Without artificial lighting, people went to bed when the sun set and then woke in the middle of the night and were for up for anywhere from one to several hours engaged in various activities, then they returned to bed for their second sleep. By the beginning of the 1700’s this pattern began to change. By the end of the 1700’s and into the early 1800’s, the industrial revolution and indoor gas lighting altered work schedules and bedtimes, and the nation shifted to longer workdays and a singular sleep pattern.

Although people weren’t necessarily going to bed with the sun or sleeping in shifts, they were getting adequate hours of sleep. In 1910, the average person was sleeping around 9 hours a night all in one stretch. This is the upper end of the National Sleep Foundations’ recommended 7 to 9 hours nightly. So, when did we start getting so sleep deprived?

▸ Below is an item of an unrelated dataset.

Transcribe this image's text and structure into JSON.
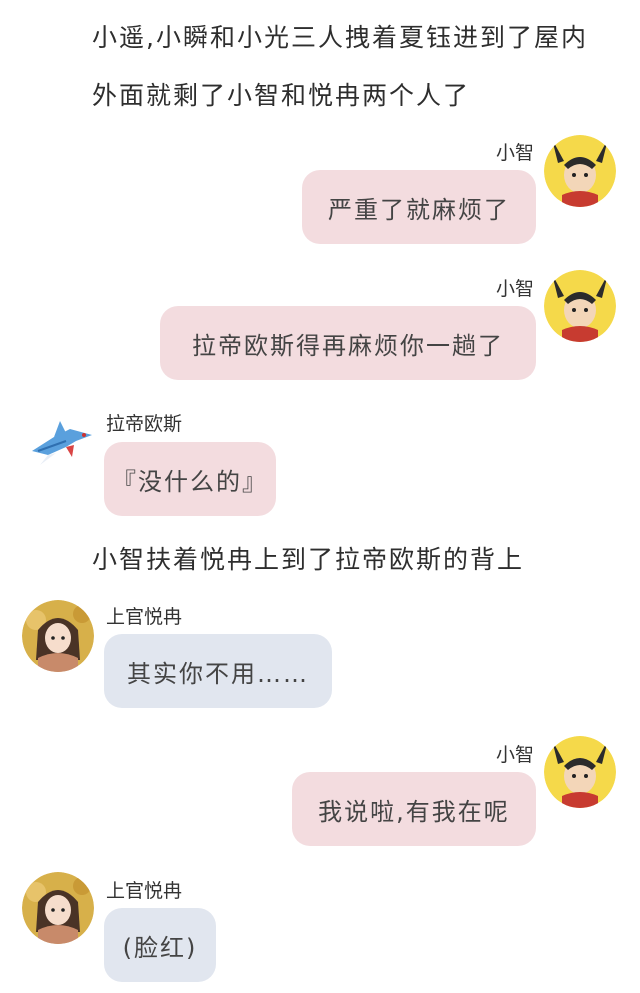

If we jump to just a few decades later, to 1942 and WWII, Americans were sleeping for almost an hour less nightly, or roughly 8 hours. By the end of the twentieth century things were declining further and an entire field of sleep medicine had been ushered in. By 2013, the average nightly sleep has dropped to 6.8 hours, and if we fast forward another 5 years, to 2018, a large consumer sleep study found averages down to around six hours, 5 hrs. 45 minutes for men, and 6 hours 9 minutes for women.

What Is Causing this Change?

Needless to say, researchers are looking at numerous variables that have precipitated Americans getting less and less sleep. Electrical lighting, changing work schedules, our 24/7 work and life culture, are all contributing to loss of sleep. In recent decades, blue light from screens, lack of exercise, stress, poor diets, and the constant pressure to get ahead are all cited as factors in pervasive cultural sleep deprivation.

The State of Sleep Deprivation in America at Present

The Centers for Disease Control and Prevention track behavioral health risks of which sleep deprivation is one. They graph the entire United States based on sleep deprivation and rank states. The current rankings have the eastern part of the United States more sleep deprived than the Midwest and Western states with the exception of Hawaii, which came in #1 for sleep deprived states.

What can we learn from looking at Hawaii that might help us understand what is causing all this sleep deprivation? In general, a higher cost of living and congestion translates into many people in Hawaii having multiple jobs, enduring longer commutes, and experiencing more stress. Hawaii seems to encapsulate what is happening across the country but in a concentrated way. In general, our sleep deprived state seems to be the result of societal pressures and lifestyle variables.


What can we do about the state of sleep deprivation in America? If you are one of the 70 million people experiencing sleep deprivation from insomnia, sleep apnea, or any of the long list of possible sleep disorders, there is help. Sleep experts are understanding more and more about how sleep works and offering solutions under the umbrella of sleep medicine and hygiene. There are sleep clinics, sleep testing in the form of sleep studies, and lifestyle interventions that can substantially improve sleep. Don’t hesitate to get help, because our modern lifestyles aren’t going away and sleep is crucial for good health and good functioning.